As the economy and the capital markets navigate toward a new normal, Fitch Ratings tracks how the pandemic affects its forecast fiscal 2020 performance, focusing on key liquidity benchmarks and how they evolve over time across industries and market segments.
Coverage Ratios Weaken
The overall forecast for median operating EBITDA/interest in Fitch’s portfolio weakened to 2.8x in mid-August from 3.2x at the end of March.
Between the end of March and mid-August, expectations for median operating EBITDA/interest ratios for 2020 weakened the most for Gaming, Lodging & Leisure (GLL); Transportation; Media & Entertainment (M&E); and Autos. Updated forecasts for these sectors, except GLL, suggest they will maintain relatively healthy coverage benchmarks, albeit weaker than what was forecast at the end of March. Mid-August EBITDA/interest medians are forecast at 3.3x for Transportation, 3.2x for Autos and 2.6x for M&E.

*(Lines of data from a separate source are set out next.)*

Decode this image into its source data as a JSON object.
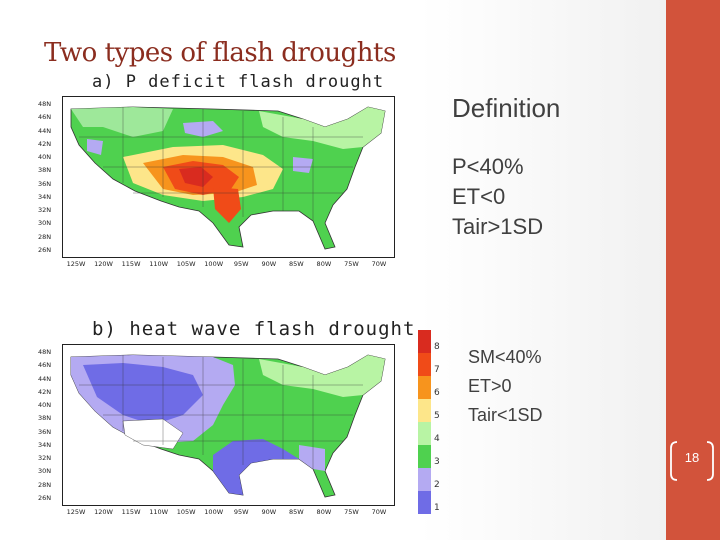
{
  "slide": {
    "title": "Two types of flash droughts",
    "definition_heading": "Definition",
    "criteria_p": [
      "P<40%",
      "ET<0",
      "Tair>1SD"
    ],
    "criteria_hw": [
      "SM<40%",
      "ET>0",
      "Tair<1SD"
    ],
    "page_number": "18"
  },
  "colors": {
    "accent_bar": "#d2533b",
    "title_color": "#8b2d1f"
  },
  "maps": [
    {
      "label": "a)  P  deficit  flash  drought",
      "lat_labels": [
        "48N",
        "46N",
        "44N",
        "42N",
        "40N",
        "38N",
        "36N",
        "34N",
        "32N",
        "30N",
        "28N",
        "26N"
      ],
      "lon_labels": [
        "125W",
        "120W",
        "115W",
        "110W",
        "105W",
        "100W",
        "95W",
        "90W",
        "85W",
        "80W",
        "75W",
        "70W"
      ]
    },
    {
      "label": "b)  heat  wave  flash  drought",
      "lat_labels": [
        "48N",
        "46N",
        "44N",
        "42N",
        "40N",
        "38N",
        "36N",
        "34N",
        "32N",
        "30N",
        "28N",
        "26N"
      ],
      "lon_labels": [
        "125W",
        "120W",
        "115W",
        "110W",
        "105W",
        "100W",
        "95W",
        "90W",
        "85W",
        "80W",
        "75W",
        "70W"
      ]
    }
  ],
  "legend": {
    "bins": [
      {
        "label": "8",
        "color": "#d92b1f"
      },
      {
        "label": "7",
        "color": "#f04b18"
      },
      {
        "label": "6",
        "color": "#f7941d"
      },
      {
        "label": "5",
        "color": "#fde68a"
      },
      {
        "label": "4",
        "color": "#b8f4a4"
      },
      {
        "label": "3",
        "color": "#4fd14f"
      },
      {
        "label": "2",
        "color": "#b4aaf2"
      },
      {
        "label": "1",
        "color": "#6f6ce6"
      }
    ]
  }
}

GLL and Transportation have high exposure to the disruptions caused by the coronavirus pandemic. Issuers in the M&E sector are mostly classified as having medium exposure to the virus. Social distancing rules were a main driver behind the meaningful decline in forecast coverage ratios for issuers in the entertainment field, such as cinemas and businesses involved with the organization of concerts and other live events. Fitch’s expectation for declines in advertising is another important driver behind the lower forecast median coverage ratio in M&E.
Operating EBITDA/Interest Paid Year 2020
Telecommunications Health Care Food, Beverage & Tobacco Diversified Services Consumer Chemicals Technology Diversified Manufacturing Building Materials & Construction Retailing Natural Resources Energy (Oil & Gas) Auto & Related Media & Entertainment Transportation Gaming, Lodging & Leisure
Source: Fitch Ratings.
Cash Positions Build Up
Fitch’s expectations for readily available cash at YE 2020 were higher in August compared with the beginning of the pandemic across all rating categories. This trend was especially pronounced in sectors with medium and high exposure to the pandemic, such as GLL, Retail and Healthcare. This is in line with expectations that most companies will look to avert a pandemic-induced liquidity crunch by keeping larger amounts of cash on their balance sheets.
2020 Readily Available Cash (% of Total Debt)
The Dash for Cash
In the first few months of the pandemic, Fitch observed a large number of companies drawing down on their revolvers in an effort to shore up cash and collected a sample of 350 U.S. and Canadian issuers. Among the most active sectors in terms of drawdowns were Retail, Consumer, GLL and Technology. Many of these drawdowns were later paid down with issuance of permanent debt.
In addition to revolver utilization, issuers have taken advantage of reopened capital markets to build up liquidity positions. The high-yield market has been especially active, with August bringing a record monthly issuance of $51 billion. An analysis of high-yield issuance by sector indicates GLL, Healthcare, Technology and Energy have been the most active in terms of issuance.
Liquidity sufficiency is an important consideration for Fitch when assessing an issuer’s susceptibility to default during the pandemic. Our analysis weighs the benefit of the improved liquidity position from incremental debt against the impact it may have on ongoing leverage.
Revolver Draws by Industry
Degree of Impact Varies Across Market Segments
Breaking the portfolio down by market segment sheds light on how forecasts for liquidity metrics evolved in the broadly syndicated market (BSL) compared with the middle market (MM), further broken down into traditional MM and lower middle market (LMM). Expectations for median operating EBITDA/interest declined the most in BSL, falling to a median of 3.5x in mid-August from 4.2x at the end of March. The decline in expectations for median coverage metrics for 2020 in the LMM, where coverage tends to be thinner compared with BSL, is more tempered, and the current forecast for median operating EBITDA/interest stood at 2.2x in mid-August, compared with 2.4x in March.